在一開始，先知道所有要做的步驟，會對於整個流程比較有概念：

假設，你今天是只想拿別人現成的結果來做 hand detection，那你可以不需要會上面這一串步驟，你只需要會最後一步 - Inference，拿到現成的 frozen_inference_graph.pb，再寫個程式直接使用這個frozen_inference_graph.pb來 inference 就好（請參考這個範例）。

但如果你對結果不滿意，想要再 finetune 現有的 model；或是你不想要只偵測手，你可能還想分辨是左手還是右手（也就是 model 的輸出類別要變），那你就會需要學會整個流程了，而這篇教學就希望可以達到這個目的。

我假設大家都已經有 Python、TensorFlow 這些東西了，沒有的話可以先去安裝一下。

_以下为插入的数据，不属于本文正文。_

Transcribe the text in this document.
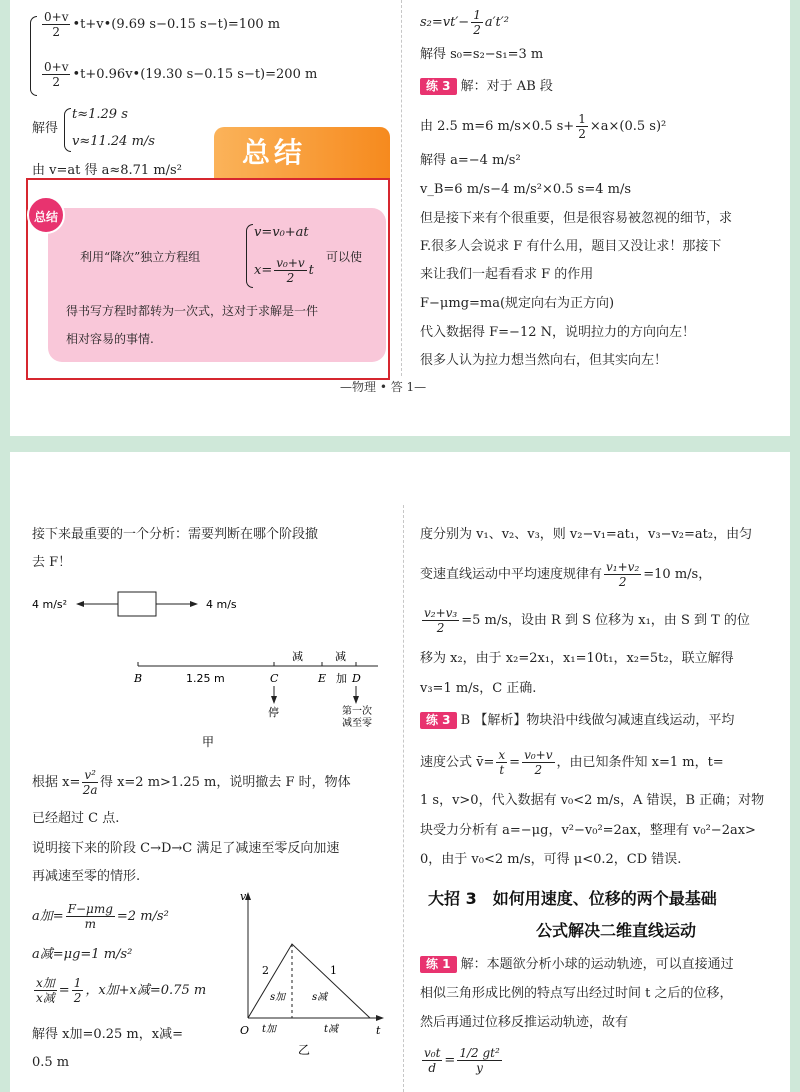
$\frac{0+v}{2}$ •t+v•(9.69 s−0.15 s−t)=100 m
$\frac{0+v}{2}$ •t+0.96v•(19.30 s−0.15 s−t)=200 m
解得
t≈1.29 s
v≈11.24 m/s
由 v=at 得 a≈8.71 m/s²
总结
总结
利用“降次”独立方程组
v=v₀+at
$x= \frac{\text{v₀+v}}{2}$ t
可以使
得书写方程时都转为一次式，这对于求解是一件
相对容易的事情.
$s_2=vt'- \frac{1}{2} a't'^2$
解得 s₀=s₂−s₁=3 m
练 3 解：对于 AB 段
由 2.5 m=6 m/s×0.5 $s+ \frac{1}{2} \times a\times(0.5$ s)²
解得 a=−4 m/s²
v_B=6 m/s−4 m/s²×0.5 s=4 m/s
但是接下来有个很重要，但是很容易被忽视的细节，求
F.很多人会说求 F 有什么用，题目又没让求！那接下
来让我们一起看看求 F 的作用
F−μmg=ma(规定向右为正方向)
代入数据得 F=−12 N，说明拉力的方向向左！
很多人认为拉力想当然向右，但其实向左！
—物理 • 答 1—
接下来最重要的一个分析：需要判断在哪个阶段撤
去 F！
4 m/s²	4 m/s
减	减
B	1.25 m	C	E 加 D
停	第一次
减至零
甲
根据 $x= \frac{\text{v²}}{2a}$ 得 x=2 m>1.25 m，说明撤去 F 时，物体
已经超过 C 点.
说明接下来的阶段 C→D→C 满足了减速至零反向加速
再减速至零的情形.
a加= $\frac{\text{F−μmg}}{m} =2$ m/s²
a减=μg=1 m/s²
$\frac{\text{x加}}{\text{x减}} = \frac{1}{2}$ ，x加+x减=0.75 m
解得 x加=0.25 m，x减=
0.5 m
v
t
O
2	1
s加	s减
t加	t减
乙
度分别为 v₁、v₂、v₃，则 v₂−v₁=at₁，v₃−v₂=at₂，由匀
变速直线运动中平均速度规律有 $\frac{\text{v₁+v₂}}{2} =10$ m/s，
$\frac{\text{v₂+v₃}}{2} =5$ m/s，设由 R 到 S 位移为 x₁，由 S 到 T 的位
移为 x₂，由于 x₂=2x₁，x₁=10t₁，x₂=5t₂，联立解得
v₃=1 m/s，C 正确.
练 3 B 【解析】物块沿中线做匀减速直线运动，平均
速度公式 v̄= $\frac{x}{t} = \frac{\text{v₀+v}}{2}$ ，由已知条件知 x=1 m，t=
1 s，v>0，代入数据有 v₀<2 m/s，A 错误，B 正确；对物
块受力分析有 a=−μg，v²−v₀²=2ax，整理有 v₀²−2ax>
0，由于 v₀<2 m/s，可得 μ<0.2，CD 错误.
大招 3　如何用速度、位移的两个最基础
公式解决二维直线运动
练 1 解：本题欲分析小球的运动轨迹，可以直接通过
相似三角形成比例的特点写出经过时间 t 之后的位移，
然后再通过位移反推运动轨迹，故有
$\frac{\text{v₀t}}{d} = \frac{\text{1/2 gt²}}{y}$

Dataset download & Image annotation

Dataset 的準備常常是在做 Deep Learning 研究最麻煩的一塊，如果要自己去準備，是可以拿一台相機就出去開始拍，或上網爬下一堆圖片，然後再一張張慢慢標註。（可以用 labelImg 或 labelme）

Hand dataset 是有一些選擇，比較有名的包含 University of Oxford 的 Hand Dataset 和 Indiana Univeristy 的 EgoHands。

因為這些 dataset 都算足夠量的圖片加上 ground truth data，所以我們可以直接拿這些 dataset 來用，我們先假設我們是用 EgoHands。

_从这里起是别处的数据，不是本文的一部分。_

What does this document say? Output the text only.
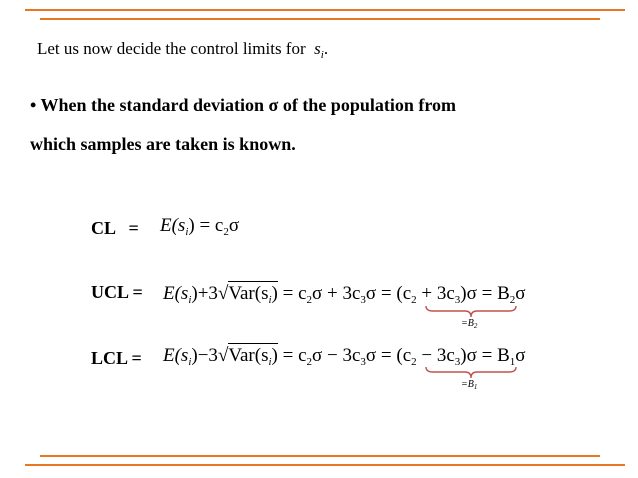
Let us now decide the control limits for $s_i$.
• When the standard deviation σ of the population from
which samples are taken is known.
CL = $E(s_i) = c_2\sigma$
UCL = $E(s_i)+3√Var(s_i) = c_2\sigma + 3c_3\sigma = (c_2 + 3c_3)\sigma = B_2\sigma$
$=B_2$
LCL = $E(s_i)-3√Var(s_i) = c_2\sigma - 3c_3\sigma = (c_2 - 3c_3)\sigma = B_1\sigma$
$=B_1$
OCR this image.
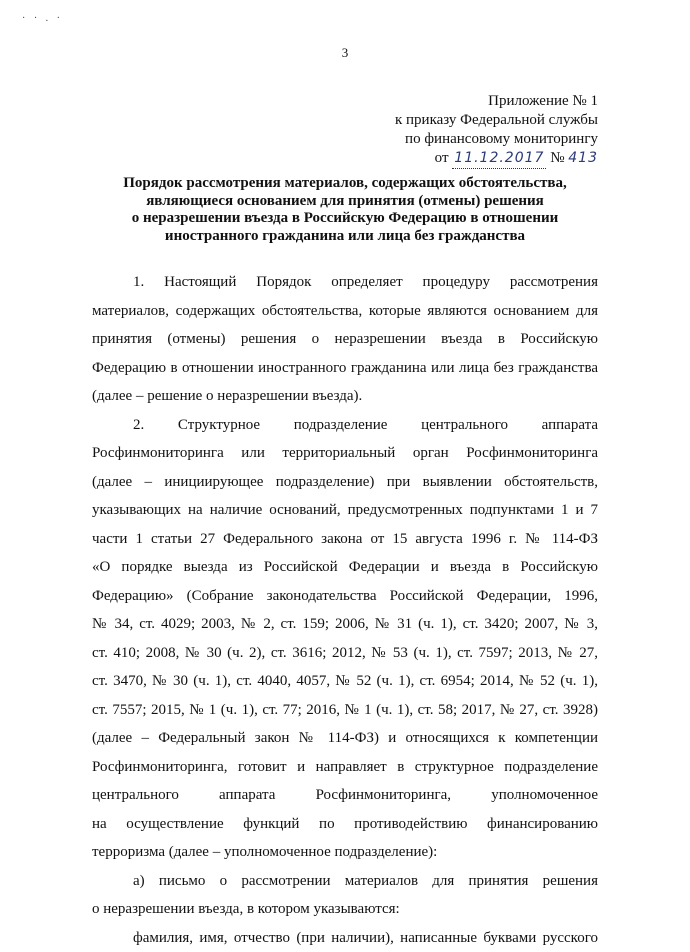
· · . ·
3
Приложение № 1
к приказу Федеральной службы
по финансовому мониторингу
от 11.12.2017 № 413
Порядок рассмотрения материалов, содержащих обстоятельства,
являющиеся основанием для принятия (отмены) решения
о неразрешении въезда в Российскую Федерацию в отношении
иностранного гражданина или лица без гражданства

1. Настоящий Порядок определяет процедуру рассмотрения
материалов, содержащих обстоятельства, которые являются основанием для
принятия (отмены) решения о неразрешении въезда в Российскую
Федерацию в отношении иностранного гражданина или лица без гражданства
(далее – решение о неразрешении въезда).

2. Структурное подразделение центрального аппарата
Росфинмониторинга или территориальный орган Росфинмониторинга
(далее – инициирующее подразделение) при выявлении обстоятельств,
указывающих на наличие оснований, предусмотренных подпунктами 1 и 7
части 1 статьи 27 Федерального закона от 15 августа 1996 г. № 114-ФЗ
«О порядке выезда из Российской Федерации и въезда в Российскую
Федерацию» (Собрание законодательства Российской Федерации, 1996,
№ 34, ст. 4029; 2003, № 2, ст. 159; 2006, № 31 (ч. 1), ст. 3420; 2007, № 3,
ст. 410; 2008, № 30 (ч. 2), ст. 3616; 2012, № 53 (ч. 1), ст. 7597; 2013, № 27,
ст. 3470, № 30 (ч. 1), ст. 4040, 4057, № 52 (ч. 1), ст. 6954; 2014, № 52 (ч. 1),
ст. 7557; 2015, № 1 (ч. 1), ст. 77; 2016, № 1 (ч. 1), ст. 58; 2017, № 27, ст. 3928)
(далее – Федеральный закон № 114-ФЗ) и относящихся к компетенции
Росфинмониторинга, готовит и направляет в структурное подразделение
центрального аппарата Росфинмониторинга, уполномоченное
на осуществление функций по противодействию финансированию
терроризма (далее – уполномоченное подразделение):

а) письмо о рассмотрении материалов для принятия решения
о неразрешении въезда, в котором указываются:

фамилия, имя, отчество (при наличии), написанные буквами русского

但因為 TemsorFlow Object Detection API 需要吃的是 TF record 格式的檔案，所以我們還需要做的準備是：

把 dataset 裡面的的格式轉成 csv
把 csv 的內容轉成 TF record

之所以要先轉成 csv 是因為 csv 是相對方便我們看 ground truth data 有沒有問題的。

關於把 EgoHands 的 labels 轉成自己的 csv 檔，你可以參考 egohands_dataset_clean.py，其中最關鍵的地方就是這個 function，把 EgoHands 裡面原本存的 label 讀出來並寫到 csv 當中。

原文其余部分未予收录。